Geri dönüş nasıl oldu?

- Oyunculuğu çok özlemiştim ve enerji olarak da artık yavaş yavaş çağırmaya başlamıştım. Tam o dönemde “Bodrum Masalı” teklifi geldi. 2016 senesi... 42 bölüm çektik. 1.5 seneye yakın Bodrum’da yaşadım. Harika bir süreçti benim için. 10 dönümlük mandalina bahçesinin içinde kaldım, her gün kuş sesleriyle uyandım. Komşumdan taze süt ve yumurta aldığım, yarı şehir yarı köy hayatı bir dönemdi. Bir yandan da sevdiğim işi yapıyordum.

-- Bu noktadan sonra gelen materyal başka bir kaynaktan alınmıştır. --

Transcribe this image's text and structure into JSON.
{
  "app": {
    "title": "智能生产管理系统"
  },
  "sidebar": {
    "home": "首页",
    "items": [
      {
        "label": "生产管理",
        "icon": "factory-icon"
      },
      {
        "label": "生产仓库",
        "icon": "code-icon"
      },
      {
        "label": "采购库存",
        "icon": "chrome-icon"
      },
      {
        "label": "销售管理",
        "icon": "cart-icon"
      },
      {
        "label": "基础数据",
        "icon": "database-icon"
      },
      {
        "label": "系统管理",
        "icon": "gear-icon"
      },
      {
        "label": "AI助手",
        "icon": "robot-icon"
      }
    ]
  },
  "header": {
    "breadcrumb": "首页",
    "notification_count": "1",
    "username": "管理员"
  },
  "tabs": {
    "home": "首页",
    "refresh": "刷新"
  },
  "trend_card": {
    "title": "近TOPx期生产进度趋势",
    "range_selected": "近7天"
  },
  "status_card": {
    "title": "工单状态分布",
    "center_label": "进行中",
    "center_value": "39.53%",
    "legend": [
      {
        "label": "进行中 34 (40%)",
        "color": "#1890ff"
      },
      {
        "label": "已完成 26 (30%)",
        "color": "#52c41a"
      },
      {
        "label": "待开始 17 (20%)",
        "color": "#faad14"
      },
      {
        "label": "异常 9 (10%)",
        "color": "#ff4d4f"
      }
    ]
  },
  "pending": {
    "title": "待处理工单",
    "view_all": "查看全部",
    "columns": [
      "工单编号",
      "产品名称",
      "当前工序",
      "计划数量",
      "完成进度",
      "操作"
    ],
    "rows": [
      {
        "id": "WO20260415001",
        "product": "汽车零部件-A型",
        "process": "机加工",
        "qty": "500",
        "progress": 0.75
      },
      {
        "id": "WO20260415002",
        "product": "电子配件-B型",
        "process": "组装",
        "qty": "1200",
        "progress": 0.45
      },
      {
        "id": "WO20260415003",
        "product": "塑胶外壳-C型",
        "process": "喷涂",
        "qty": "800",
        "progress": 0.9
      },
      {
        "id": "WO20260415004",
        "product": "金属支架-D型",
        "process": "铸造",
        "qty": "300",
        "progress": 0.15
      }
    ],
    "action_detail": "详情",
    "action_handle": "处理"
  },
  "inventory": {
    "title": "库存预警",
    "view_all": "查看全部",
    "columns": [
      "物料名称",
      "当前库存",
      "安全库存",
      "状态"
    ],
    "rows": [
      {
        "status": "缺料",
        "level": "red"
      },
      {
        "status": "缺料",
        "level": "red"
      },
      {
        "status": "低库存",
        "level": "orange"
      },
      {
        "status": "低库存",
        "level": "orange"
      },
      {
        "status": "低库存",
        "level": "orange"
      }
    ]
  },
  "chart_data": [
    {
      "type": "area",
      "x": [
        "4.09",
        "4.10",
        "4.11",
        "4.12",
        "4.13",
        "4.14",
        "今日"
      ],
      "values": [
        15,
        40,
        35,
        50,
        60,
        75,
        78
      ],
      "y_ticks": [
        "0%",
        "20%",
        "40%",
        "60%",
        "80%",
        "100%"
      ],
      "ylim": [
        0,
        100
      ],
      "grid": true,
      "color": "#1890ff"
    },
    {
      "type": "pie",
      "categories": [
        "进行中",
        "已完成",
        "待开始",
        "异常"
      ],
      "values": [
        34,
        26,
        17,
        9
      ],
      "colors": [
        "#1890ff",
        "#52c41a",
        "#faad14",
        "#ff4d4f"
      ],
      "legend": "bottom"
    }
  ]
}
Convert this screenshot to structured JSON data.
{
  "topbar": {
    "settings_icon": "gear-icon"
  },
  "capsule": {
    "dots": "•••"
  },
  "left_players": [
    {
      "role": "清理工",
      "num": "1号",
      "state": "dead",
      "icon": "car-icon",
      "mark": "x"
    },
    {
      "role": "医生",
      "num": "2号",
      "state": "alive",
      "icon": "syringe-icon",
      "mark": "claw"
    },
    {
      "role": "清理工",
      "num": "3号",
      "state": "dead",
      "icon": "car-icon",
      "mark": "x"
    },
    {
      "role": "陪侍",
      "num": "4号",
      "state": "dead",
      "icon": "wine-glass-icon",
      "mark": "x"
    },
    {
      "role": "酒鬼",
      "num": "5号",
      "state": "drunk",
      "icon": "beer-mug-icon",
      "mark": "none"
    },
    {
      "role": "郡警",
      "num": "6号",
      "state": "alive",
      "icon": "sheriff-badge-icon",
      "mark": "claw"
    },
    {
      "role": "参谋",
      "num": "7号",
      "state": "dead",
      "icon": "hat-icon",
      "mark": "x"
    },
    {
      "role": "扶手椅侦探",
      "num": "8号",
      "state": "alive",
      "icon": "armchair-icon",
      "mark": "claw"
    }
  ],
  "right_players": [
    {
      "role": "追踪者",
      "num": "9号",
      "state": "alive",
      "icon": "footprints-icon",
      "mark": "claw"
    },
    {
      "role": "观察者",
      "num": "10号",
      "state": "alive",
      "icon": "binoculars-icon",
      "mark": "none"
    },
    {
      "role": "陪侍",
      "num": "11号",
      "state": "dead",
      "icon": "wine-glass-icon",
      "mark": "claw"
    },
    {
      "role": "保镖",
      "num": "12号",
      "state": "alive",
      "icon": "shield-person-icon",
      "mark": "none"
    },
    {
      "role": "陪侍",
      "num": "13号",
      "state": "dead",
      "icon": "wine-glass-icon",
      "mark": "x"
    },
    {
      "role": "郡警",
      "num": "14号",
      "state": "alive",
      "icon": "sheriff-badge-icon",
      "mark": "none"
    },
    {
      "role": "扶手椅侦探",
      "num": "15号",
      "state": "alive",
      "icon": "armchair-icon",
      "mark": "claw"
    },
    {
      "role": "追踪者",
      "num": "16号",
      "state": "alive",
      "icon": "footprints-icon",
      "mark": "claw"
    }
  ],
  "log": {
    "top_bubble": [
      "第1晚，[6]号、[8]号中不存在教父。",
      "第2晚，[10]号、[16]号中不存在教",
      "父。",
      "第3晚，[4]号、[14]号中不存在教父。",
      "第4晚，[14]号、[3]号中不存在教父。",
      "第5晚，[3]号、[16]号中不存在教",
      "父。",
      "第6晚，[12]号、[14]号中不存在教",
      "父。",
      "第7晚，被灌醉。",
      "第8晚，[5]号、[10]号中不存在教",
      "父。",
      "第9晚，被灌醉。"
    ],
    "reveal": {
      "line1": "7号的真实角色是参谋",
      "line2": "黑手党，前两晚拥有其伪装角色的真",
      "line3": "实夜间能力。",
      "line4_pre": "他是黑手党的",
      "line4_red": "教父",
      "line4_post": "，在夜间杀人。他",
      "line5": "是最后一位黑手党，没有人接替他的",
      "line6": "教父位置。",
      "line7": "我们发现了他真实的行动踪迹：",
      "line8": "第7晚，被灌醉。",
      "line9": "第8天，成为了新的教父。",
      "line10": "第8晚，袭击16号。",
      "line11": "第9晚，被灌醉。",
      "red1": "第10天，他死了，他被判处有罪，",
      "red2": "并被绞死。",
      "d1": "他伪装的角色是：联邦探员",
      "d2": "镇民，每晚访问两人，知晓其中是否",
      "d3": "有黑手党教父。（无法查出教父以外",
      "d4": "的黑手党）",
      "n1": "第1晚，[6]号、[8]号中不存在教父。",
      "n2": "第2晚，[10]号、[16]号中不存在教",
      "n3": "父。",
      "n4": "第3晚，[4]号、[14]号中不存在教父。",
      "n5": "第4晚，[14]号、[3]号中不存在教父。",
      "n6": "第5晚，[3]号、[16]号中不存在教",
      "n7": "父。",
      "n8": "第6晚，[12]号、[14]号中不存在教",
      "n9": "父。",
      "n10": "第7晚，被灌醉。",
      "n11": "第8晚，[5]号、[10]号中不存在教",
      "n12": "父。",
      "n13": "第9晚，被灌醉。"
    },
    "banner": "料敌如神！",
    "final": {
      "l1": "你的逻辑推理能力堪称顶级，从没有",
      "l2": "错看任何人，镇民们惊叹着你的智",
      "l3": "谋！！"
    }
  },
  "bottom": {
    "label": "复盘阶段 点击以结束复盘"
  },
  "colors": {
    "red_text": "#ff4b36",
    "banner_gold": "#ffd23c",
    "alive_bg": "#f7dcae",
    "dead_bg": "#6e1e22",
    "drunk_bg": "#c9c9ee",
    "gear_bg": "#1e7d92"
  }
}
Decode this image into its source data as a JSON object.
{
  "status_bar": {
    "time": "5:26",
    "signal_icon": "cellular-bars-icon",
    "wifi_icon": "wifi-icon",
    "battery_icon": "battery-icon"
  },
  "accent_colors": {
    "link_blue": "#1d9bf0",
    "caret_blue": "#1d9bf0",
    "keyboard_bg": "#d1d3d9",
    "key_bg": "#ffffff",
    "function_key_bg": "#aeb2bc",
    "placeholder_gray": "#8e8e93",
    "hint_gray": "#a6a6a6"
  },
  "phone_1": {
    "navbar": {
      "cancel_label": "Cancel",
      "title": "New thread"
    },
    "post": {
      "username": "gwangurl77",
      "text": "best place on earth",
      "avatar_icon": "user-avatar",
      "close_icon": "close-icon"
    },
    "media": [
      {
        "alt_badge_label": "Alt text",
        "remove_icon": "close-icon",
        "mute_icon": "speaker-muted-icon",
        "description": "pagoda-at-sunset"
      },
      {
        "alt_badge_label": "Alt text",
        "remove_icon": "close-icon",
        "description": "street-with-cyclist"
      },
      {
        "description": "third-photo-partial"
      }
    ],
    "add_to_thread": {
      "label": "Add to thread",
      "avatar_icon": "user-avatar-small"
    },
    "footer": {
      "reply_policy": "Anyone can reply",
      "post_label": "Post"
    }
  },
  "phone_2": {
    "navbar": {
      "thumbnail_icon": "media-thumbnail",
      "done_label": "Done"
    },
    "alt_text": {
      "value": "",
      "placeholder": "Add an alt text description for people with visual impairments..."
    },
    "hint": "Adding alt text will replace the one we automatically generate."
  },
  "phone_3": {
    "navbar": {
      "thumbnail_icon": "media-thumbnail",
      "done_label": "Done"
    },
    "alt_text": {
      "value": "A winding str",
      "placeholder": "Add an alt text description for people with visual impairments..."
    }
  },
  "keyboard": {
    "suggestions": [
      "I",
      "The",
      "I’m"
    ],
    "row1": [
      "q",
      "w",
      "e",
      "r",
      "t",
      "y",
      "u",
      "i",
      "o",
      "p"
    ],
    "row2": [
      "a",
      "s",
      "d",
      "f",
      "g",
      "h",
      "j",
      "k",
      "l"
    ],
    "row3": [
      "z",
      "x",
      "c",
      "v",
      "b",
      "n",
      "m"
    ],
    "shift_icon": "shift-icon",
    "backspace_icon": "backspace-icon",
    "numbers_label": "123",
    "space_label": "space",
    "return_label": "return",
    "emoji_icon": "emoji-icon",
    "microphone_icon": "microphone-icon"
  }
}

Rol anlamında aradığınız farklılığı yakalamış mıydınız peki o projede?

- Hayır, yine benzer rollerdendi. İyi ve âşık olunan kadın, anne filan... İlk kez son dizim “Yasak Elma”da tamamen ters köşe bir karakteri canlandırabildim. Materyalist dünyanın unsurlarından beslenen, güç zaafı olan, egosu yüksek, hırslı ve tutkulu bir kadın. Şevval olarak senaryoyu okurken bazen “Ay ben bunu nasıl oynayacağım” diyorum, çok utanıyorum bazı davranış biçimlerinden.

Ama bu utangaçlık hali performansınıza yansımıyor.

- Çünkü “Kamera” denildiği, hatta daha kıyafetleri giydiğim anda enerjim değişiyor. Yıllarca dizginlemeye çalıştığım egomun şöyle bir tozunu alıyorum, “Benim sözümden çıkmadan istediğini yapabilirsin, ama sadece kamera önünde” diyorum.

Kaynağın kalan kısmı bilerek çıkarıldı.